I find a deep mine of comfort in this thought, that Jesus is perfect Man no less than perfect God. He in whom I am told by Scripture to trust is not only a great High Priest, but a feeling High Priest. He is not only a powerful Saviour, but a sympathizing Saviour. He is not only the Son of God, mighty to save, but the Son of man, able to feel.

Who does not know that sympathy is one of the sweetest things left to us in this sinful world? It is one of the bright seasons in our dark journey here below, when we can find a person who enters into our troubles, and goes along with us in our anxieties,—who can weep when we weep, and rejoice when we rejoice. Sympathy is far better than money, and far rarer too.

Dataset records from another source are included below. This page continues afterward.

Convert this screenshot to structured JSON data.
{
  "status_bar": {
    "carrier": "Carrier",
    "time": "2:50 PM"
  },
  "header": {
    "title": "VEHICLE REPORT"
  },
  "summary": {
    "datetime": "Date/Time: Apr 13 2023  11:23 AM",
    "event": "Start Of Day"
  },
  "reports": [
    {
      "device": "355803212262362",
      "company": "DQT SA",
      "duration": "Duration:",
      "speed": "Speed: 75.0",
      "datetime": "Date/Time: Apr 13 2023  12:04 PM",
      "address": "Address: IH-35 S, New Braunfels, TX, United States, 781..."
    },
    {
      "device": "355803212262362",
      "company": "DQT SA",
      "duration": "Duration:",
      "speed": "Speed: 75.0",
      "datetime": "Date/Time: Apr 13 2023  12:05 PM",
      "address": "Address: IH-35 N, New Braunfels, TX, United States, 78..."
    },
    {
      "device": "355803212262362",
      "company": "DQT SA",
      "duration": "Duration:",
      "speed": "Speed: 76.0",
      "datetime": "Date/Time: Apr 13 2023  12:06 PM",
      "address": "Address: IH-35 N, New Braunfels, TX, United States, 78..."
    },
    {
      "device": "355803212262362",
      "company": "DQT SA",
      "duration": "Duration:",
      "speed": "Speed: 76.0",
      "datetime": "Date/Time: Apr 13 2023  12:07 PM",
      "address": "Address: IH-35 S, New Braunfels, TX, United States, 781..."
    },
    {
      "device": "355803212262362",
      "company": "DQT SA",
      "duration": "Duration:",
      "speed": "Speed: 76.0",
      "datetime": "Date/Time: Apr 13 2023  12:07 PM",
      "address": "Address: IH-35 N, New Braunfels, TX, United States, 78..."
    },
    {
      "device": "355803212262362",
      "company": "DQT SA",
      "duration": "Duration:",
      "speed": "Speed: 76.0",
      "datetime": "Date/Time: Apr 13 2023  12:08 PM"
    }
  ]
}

Thousands can give who know not what it is to feel. Sympathy has the greatest power to draw us and to open our hearts. Proper and correct counsel often falls dead and useless on a heavy heart. Cold advice often makes us shut up, shrink, and withdraw into ourselves, when tendered in the day of trouble.

But genuine sympathy in such a day will call out all our better feelings, if we have any, and obtain an influence over us when nothing else can. Give me the friend who, though poor in gold and silver, has always ready a sympathizing heart.

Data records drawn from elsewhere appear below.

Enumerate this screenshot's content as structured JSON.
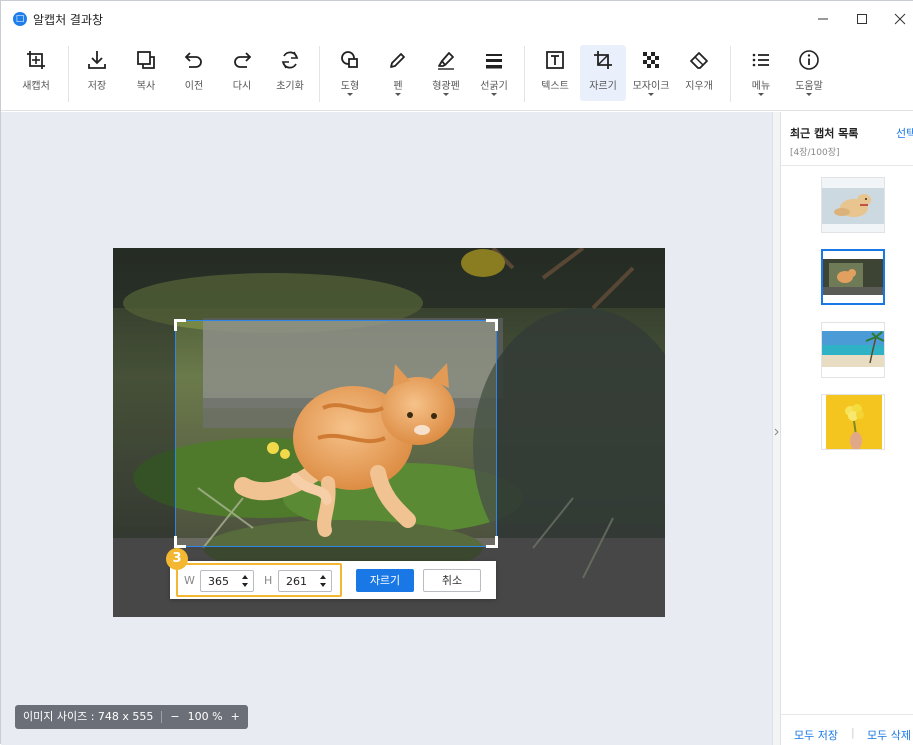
{
  "window": {
    "title": "알캡처 결과창",
    "logo_glyph": "□"
  },
  "toolbar": {
    "new_capture": "새캡처",
    "save": "저장",
    "copy": "복사",
    "undo": "이전",
    "redo": "다시",
    "reset": "초기화",
    "shape": "도형",
    "pen": "펜",
    "highlighter": "형광펜",
    "line_width": "선굵기",
    "text": "텍스트",
    "crop": "자르기",
    "mosaic": "모자이크",
    "eraser": "지우개",
    "menu": "메뉴",
    "help": "도움말",
    "active_tool": "crop"
  },
  "crop": {
    "step_badge": "3",
    "w_label": "W",
    "w_value": "365",
    "h_label": "H",
    "h_value": "261",
    "apply_label": "자르기",
    "cancel_label": "취소"
  },
  "status": {
    "image_size": "이미지 사이즈 : 748 x 555",
    "zoom_out": "−",
    "zoom_value": "100 %",
    "zoom_in": "+"
  },
  "panel": {
    "title": "최근 캡처 목록",
    "select_label": "선택",
    "count": "[4장/100장]",
    "thumbnails": [
      "dog-thumbnail",
      "cat-thumbnail",
      "beach-thumbnail",
      "flowers-thumbnail"
    ],
    "selected_index": 1,
    "save_all": "모두 저장",
    "delete_all": "모두 삭제"
  },
  "colors": {
    "accent": "#1a78e6",
    "badge": "#f4b731",
    "canvas_bg": "#e8ebf2"
  }
}
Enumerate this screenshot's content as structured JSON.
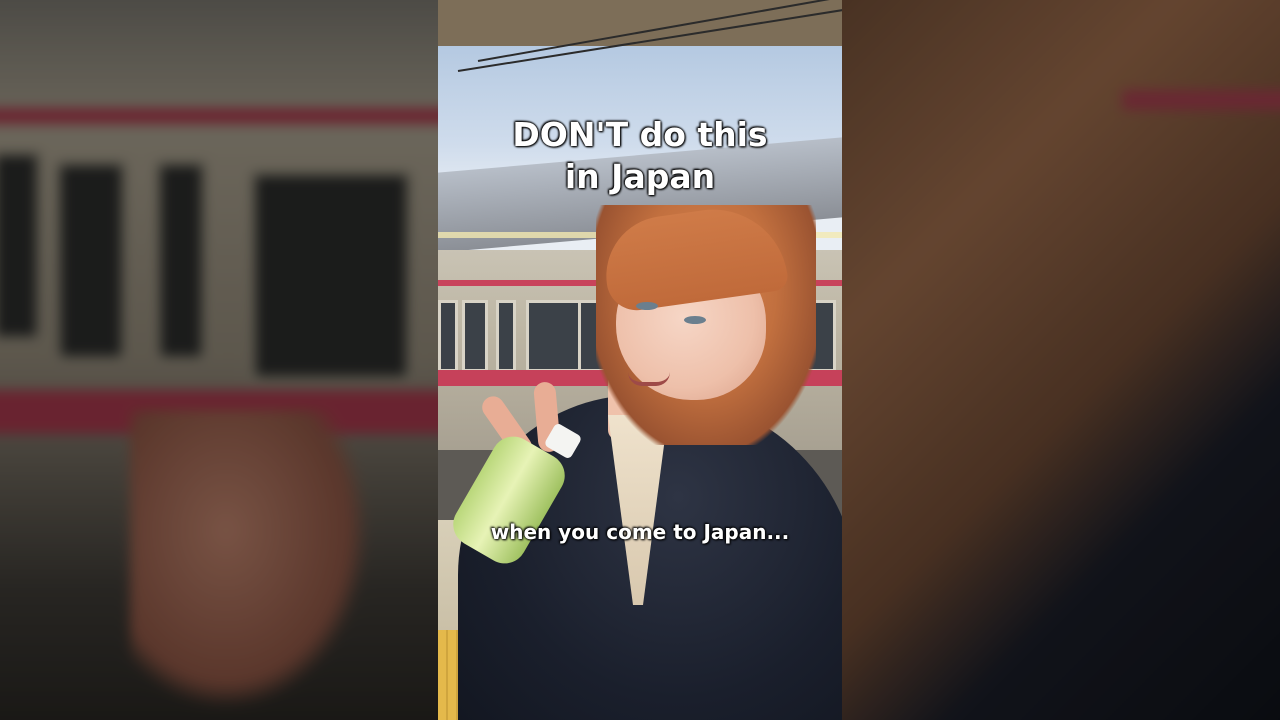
{
  "video": {
    "title_line1": "DON'T do this",
    "title_line2": "in Japan",
    "subtitle": "when you come to Japan..."
  },
  "colors": {
    "train_stripe": "#c6415a",
    "caption_text": "#ffffff",
    "jacket": "#1a1f2c",
    "hair": "#c2703f"
  }
}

Our God knows all this well. He knows the very secrets of man’s heart. He knows the ways by which that heart is most easily approached, and the springs by which that heart is most readily moved. He has wisely provided that the Saviour of the Gospel should be feeling as well as mighty.

He has given us one who has not only a strong hand to pluck us as brands from the burning, but a sympathizing heart on which the labouring and heavy laden may find rest. I see a marvellous proof of love and wisdom in the union of two natures in Christ’s person.

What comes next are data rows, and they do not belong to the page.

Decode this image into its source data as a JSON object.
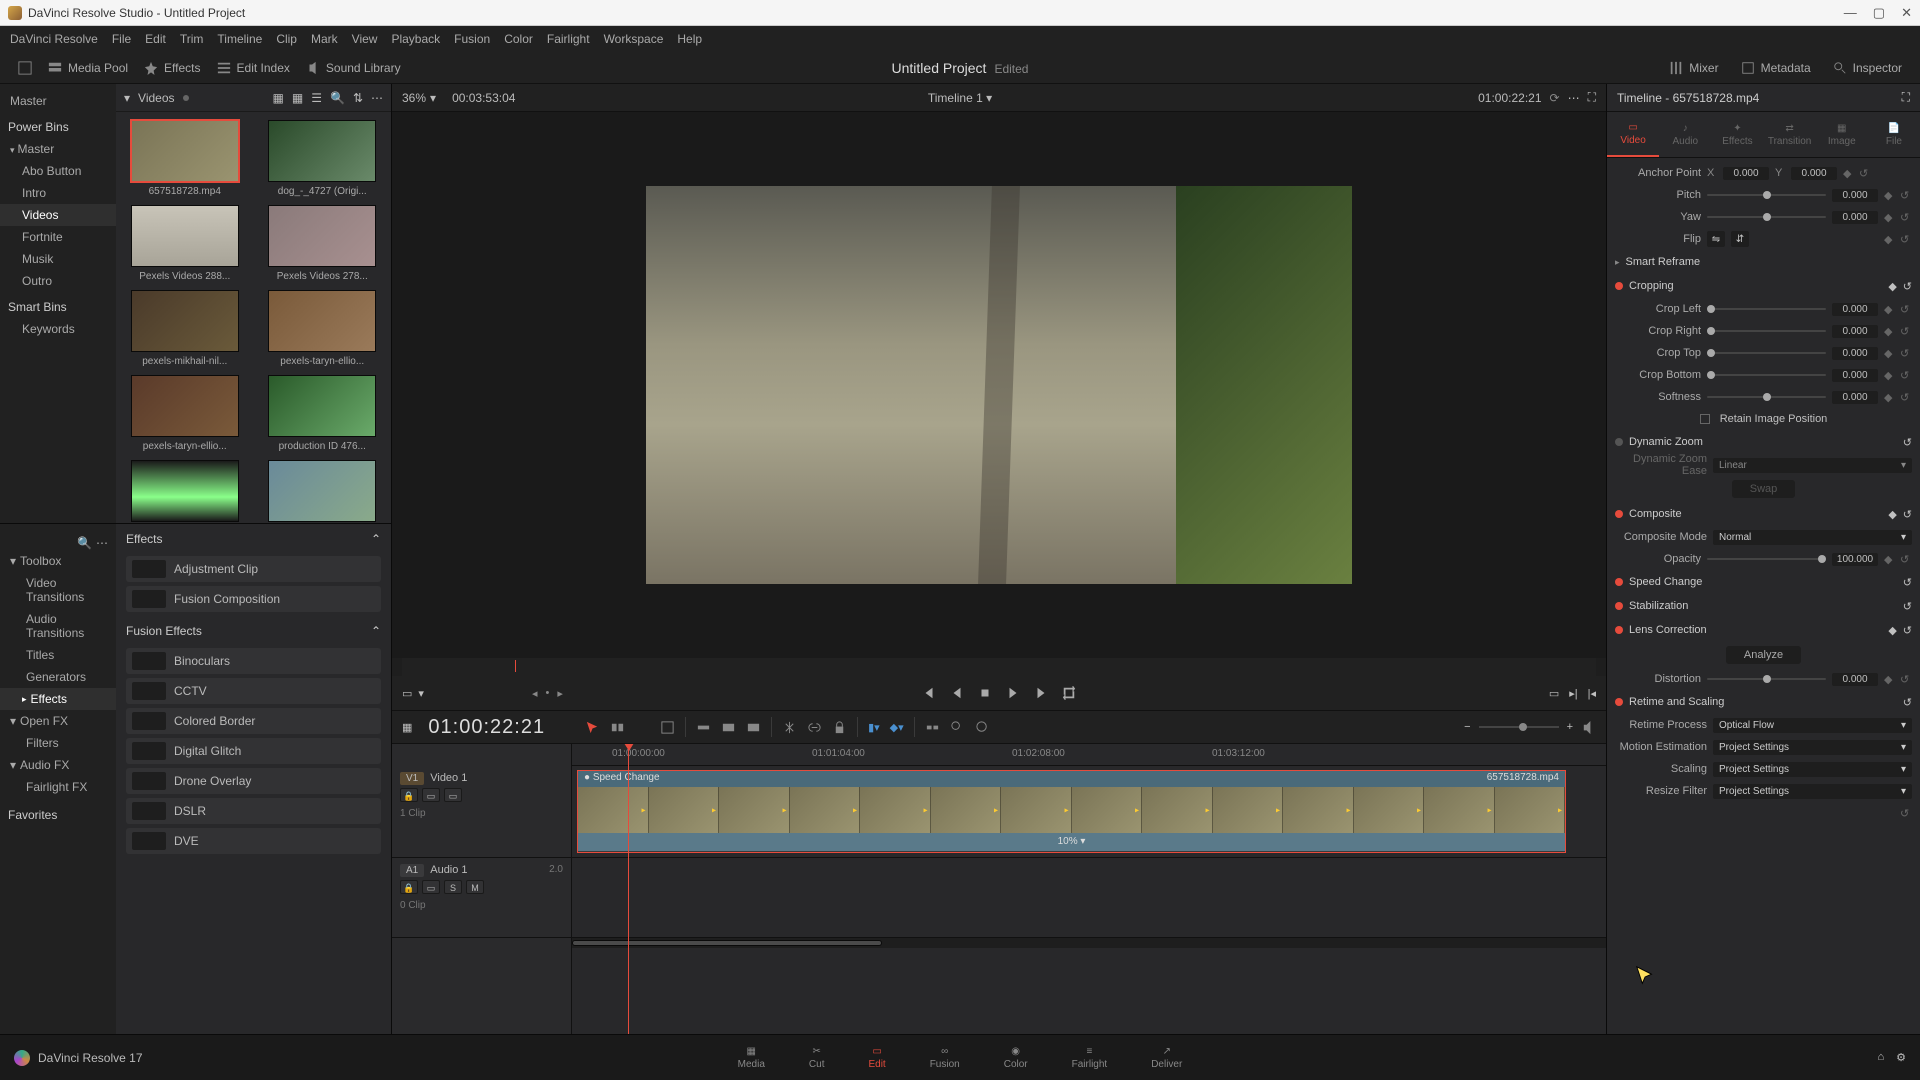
{
  "title": "DaVinci Resolve Studio - Untitled Project",
  "menu": [
    "DaVinci Resolve",
    "File",
    "Edit",
    "Trim",
    "Timeline",
    "Clip",
    "Mark",
    "View",
    "Playback",
    "Fusion",
    "Color",
    "Fairlight",
    "Workspace",
    "Help"
  ],
  "top_toggles": {
    "media_pool": "Media Pool",
    "effects": "Effects",
    "edit_index": "Edit Index",
    "sound_library": "Sound Library",
    "mixer": "Mixer",
    "metadata": "Metadata",
    "inspector": "Inspector"
  },
  "project_title": "Untitled Project",
  "project_status": "Edited",
  "bin": {
    "master": "Master",
    "power_bins_header": "Power Bins",
    "power_bins": [
      "Master",
      "Abo Button",
      "Intro",
      "Videos",
      "Fortnite",
      "Musik",
      "Outro"
    ],
    "active": "Videos",
    "smart_header": "Smart Bins",
    "smart": [
      "Keywords"
    ]
  },
  "clips_panel": {
    "folder": "Videos",
    "clips": [
      {
        "label": "657518728.mp4",
        "selected": true,
        "bg": "linear-gradient(135deg,#7a7456,#9a9470)"
      },
      {
        "label": "dog_-_4727 (Origi...",
        "bg": "linear-gradient(135deg,#2a4a2a,#6a8a6a)"
      },
      {
        "label": "Pexels Videos 288...",
        "bg": "linear-gradient(#c8c4b8,#a8a498)"
      },
      {
        "label": "Pexels Videos 278...",
        "bg": "linear-gradient(135deg,#8a7a7a,#a89090)"
      },
      {
        "label": "pexels-mikhail-nil...",
        "bg": "linear-gradient(135deg,#4a3a2a,#6a5a3a)"
      },
      {
        "label": "pexels-taryn-ellio...",
        "bg": "linear-gradient(135deg,#7a5a3a,#9a7a5a)"
      },
      {
        "label": "pexels-taryn-ellio...",
        "bg": "linear-gradient(135deg,#5a3a2a,#7a5a3a)"
      },
      {
        "label": "production ID 476...",
        "bg": "linear-gradient(135deg,#2a5a2a,#6aaa6a)"
      },
      {
        "label": "",
        "bg": "linear-gradient(#1a1a1a,#8aff8a 60%,#1a1a1a)"
      },
      {
        "label": "",
        "bg": "linear-gradient(135deg,#6a8a9a,#8aaa8a)"
      }
    ]
  },
  "fx_tree": {
    "toolbox": "Toolbox",
    "toolbox_items": [
      "Video Transitions",
      "Audio Transitions",
      "Titles",
      "Generators",
      "Effects"
    ],
    "toolbox_active": "Effects",
    "openfx": "Open FX",
    "filters": "Filters",
    "audiofx": "Audio FX",
    "fairlight": "Fairlight FX",
    "favorites": "Favorites"
  },
  "fx_list": {
    "header1": "Effects",
    "items1": [
      "Adjustment Clip",
      "Fusion Composition"
    ],
    "header2": "Fusion Effects",
    "items2": [
      "Binoculars",
      "CCTV",
      "Colored Border",
      "Digital Glitch",
      "Drone Overlay",
      "DSLR",
      "DVE"
    ]
  },
  "viewer": {
    "zoom": "36%",
    "src_tc": "00:03:53:04",
    "title": "Timeline 1",
    "rec_tc": "01:00:22:21"
  },
  "timeline": {
    "tc": "01:00:22:21",
    "ticks": [
      "01:00:00:00",
      "01:01:04:00",
      "01:02:08:00",
      "01:03:12:00"
    ],
    "video_track": {
      "tag": "V1",
      "name": "Video 1",
      "clips": "1 Clip"
    },
    "audio_track": {
      "tag": "A1",
      "name": "Audio 1",
      "ch": "2.0",
      "clips": "0 Clip",
      "solo": "S",
      "mute": "M"
    },
    "clip": {
      "speed_label": "Speed Change",
      "name": "657518728.mp4",
      "speed": "10% ▾"
    }
  },
  "inspector": {
    "title": "Timeline - 657518728.mp4",
    "tabs": [
      "Video",
      "Audio",
      "Effects",
      "Transition",
      "Image",
      "File"
    ],
    "active": "Video",
    "anchor": {
      "label": "Anchor Point",
      "x": "0.000",
      "y": "0.000"
    },
    "pitch": {
      "label": "Pitch",
      "val": "0.000"
    },
    "yaw": {
      "label": "Yaw",
      "val": "0.000"
    },
    "flip": {
      "label": "Flip"
    },
    "smart_reframe": "Smart Reframe",
    "cropping": {
      "title": "Cropping",
      "left": {
        "label": "Crop Left",
        "val": "0.000"
      },
      "right": {
        "label": "Crop Right",
        "val": "0.000"
      },
      "top": {
        "label": "Crop Top",
        "val": "0.000"
      },
      "bottom": {
        "label": "Crop Bottom",
        "val": "0.000"
      },
      "soft": {
        "label": "Softness",
        "val": "0.000"
      },
      "retain": "Retain Image Position"
    },
    "dyn_zoom": {
      "title": "Dynamic Zoom",
      "ease_label": "Dynamic Zoom Ease",
      "ease": "Linear",
      "swap": "Swap"
    },
    "composite": {
      "title": "Composite",
      "mode_label": "Composite Mode",
      "mode": "Normal",
      "opacity_label": "Opacity",
      "opacity": "100.000"
    },
    "speed_change": "Speed Change",
    "stabilization": "Stabilization",
    "lens": {
      "title": "Lens Correction",
      "analyze": "Analyze",
      "dist_label": "Distortion",
      "dist": "0.000"
    },
    "retime": {
      "title": "Retime and Scaling",
      "process_label": "Retime Process",
      "process": "Optical Flow",
      "motion_label": "Motion Estimation",
      "motion": "Project Settings",
      "scaling_label": "Scaling",
      "scaling": "Project Settings",
      "resize_label": "Resize Filter",
      "resize": "Project Settings"
    }
  },
  "page_nav": {
    "items": [
      "Media",
      "Cut",
      "Edit",
      "Fusion",
      "Color",
      "Fairlight",
      "Deliver"
    ],
    "active": "Edit",
    "status": "DaVinci Resolve 17"
  }
}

It was marvellous love in our Saviour to condescend to go through weakness and humiliation for our sakes, ungodly rebels as we are. It was marvellous wisdom to fit Himself in this way to be the very Friend of friends, who could not only save man, but meet him on his own ground.

I want one able to perform all things needful to redeem my soul. This Jesus can do, for He is the eternal Son of God. I want one able to understand my weakness and infirmities, and to deal gently with my soul, while tied to a body of death. This again Jesus can do, for He was the Son of man, and had flesh and blood like my own.

Had my Saviour been God only, I might perhaps have trusted Him, but I never could have come near to Him without fear. Had my Saviour been Man only, I might have loved Him, but I never could have felt sure that He was able to take away my sins. But, blessed be God, my Saviour is God as well as Man, and Man, as well as God,—God, and so able to deliver me,—Man, and so able to feel with me.

Almighty power and deepest sympathy meet together in one glorious person, Jesus Christ, my Lord. Surely a believer in Christ has a strong consolation. He may well trust, and not be afraid.

If any reader of this paper knows what it is to go to the throne of grace for mercy and pardon, let him never forget that the Mediator by whom he draws near to God is the Man Christ Jesus.”

–J.C. Ryle, Holiness: Its Nature, Hindrances, Difficulties and Roots (Moscow, ID: Charles Nolan Publishers, 1877/2001), 238-239.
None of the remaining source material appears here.